This week, Dr. Mariana Kikuti and the MSHMP team share the evolution of PRRS ORF 5 from the original strain discovered in the 90s.
- ORF5 sequencing for PRRSv monitoring have been increasing over time
- ORF5 nucleotide divergence from the reference VR2332 averaged at around 10-15% throughout 2000-2018.
Since the first North American PRRSv isolate in 1992 (VR2332), PRRS diagnosis has been rapidly evolving towards viral identification. Nucleotide sequencing of the ORF5 region of the viral genome has become a popular diagnosis method used to understand viral diversity. Genotypical differences between the European and North American first isolates in the early 1990’s led to PRRSv classification into two distinct genotypes, type 1 (European) and type 2 (North American).
One of the Morrison Swine Health Monitoring Project’s (MSHMP) primary objectives is to prospectively monitor PRRS virus (PRRSv) sequence evolution. As part of this goal PRRSv sequence data from participants has been periodically captured and analyzed. Type 1 PRRSv has been reported in our database since 2007, but the vast majority (95%) of MHSMP’s sequence dataset is comprised of type 2 PRRSv and is the focus of this analysis. PRRSv is expected to have a relatively high mutation rate and rapid evolution. Assuming the VR2332 as representative of the early outbreaks, we hypothesized a higher divergence of ORF5 nucleotide from VR2332 over time.
To assess this hypothesis we analyzed type 2 PRRSv sequences from 1998 to 2018 (N=21,694).The first appearance in time of each unique sequence was kept, resulting in a database of 8,837 sequences.These were aligned using VR2332 as a reference.We calculated the percent difference as the amount of nucleotide characters that did not exactly match the reference. This difference over time is shown on Figure 1. The sequences within each year are shown by a box with upper and lower whiskers. The box represents 50% (2nd and 3rd quartiles) of the sequences with each whisker representing 25% (1st and 4th quartiles). The points represent extreme upper or lower values also known as outliers.
The majority of sequences are around 10-15% different from VR2332. Although not statistically significant, the boxes appear to be gradually increasing in difference from the VR2332 sequence through time. It is important to note however, that the range of difference within each year is also increasing . Possible explanations for these trends are that PRRSv diversity is slowly increasing, or that ORF5 sequencing has become more accessible, making variability in recent years more representative of the field viral population now than it was in the previous decade.

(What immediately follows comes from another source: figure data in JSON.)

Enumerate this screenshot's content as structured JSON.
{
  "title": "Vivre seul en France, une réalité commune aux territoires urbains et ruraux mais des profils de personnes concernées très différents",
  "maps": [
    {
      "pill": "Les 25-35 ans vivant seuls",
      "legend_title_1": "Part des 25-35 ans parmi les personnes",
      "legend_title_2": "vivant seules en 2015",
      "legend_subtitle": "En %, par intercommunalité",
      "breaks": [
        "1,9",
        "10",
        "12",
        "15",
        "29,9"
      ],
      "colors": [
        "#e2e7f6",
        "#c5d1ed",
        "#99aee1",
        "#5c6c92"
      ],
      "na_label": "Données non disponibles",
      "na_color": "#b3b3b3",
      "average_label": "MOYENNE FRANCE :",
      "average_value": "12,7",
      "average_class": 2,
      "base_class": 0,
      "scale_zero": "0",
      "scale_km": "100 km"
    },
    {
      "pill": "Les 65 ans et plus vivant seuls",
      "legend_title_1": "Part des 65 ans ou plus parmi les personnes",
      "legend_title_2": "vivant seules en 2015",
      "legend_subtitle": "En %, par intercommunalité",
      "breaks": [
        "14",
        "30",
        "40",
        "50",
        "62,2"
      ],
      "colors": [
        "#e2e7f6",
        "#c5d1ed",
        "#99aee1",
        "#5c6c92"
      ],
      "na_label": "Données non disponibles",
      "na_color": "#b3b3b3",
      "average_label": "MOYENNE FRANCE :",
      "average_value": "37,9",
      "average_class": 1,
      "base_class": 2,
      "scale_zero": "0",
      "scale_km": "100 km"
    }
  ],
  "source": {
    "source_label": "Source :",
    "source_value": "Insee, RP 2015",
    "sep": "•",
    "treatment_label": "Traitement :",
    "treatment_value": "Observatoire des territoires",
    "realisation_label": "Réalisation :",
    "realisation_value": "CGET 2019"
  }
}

We continue to observe a low frequency of sequences that are less than 5% different from VR2332. This could be partially explained by vaccine use since some vaccines were derived from VR2332 or closely related isolates. However, PRRS vaccination was only massively introduced in the early 2010’s. In our database, the frequency of sequences less than 5% different from VR2332before that period was also low. Lastly, the range in nucleotide difference varies largely between years even considering only the last 10 years which represents 95% of the data. Further investigations are necessary in order to understand if these differences are due to changes in sampling methods or if there are specific factors influencing how diverse a viral population is within a specific year.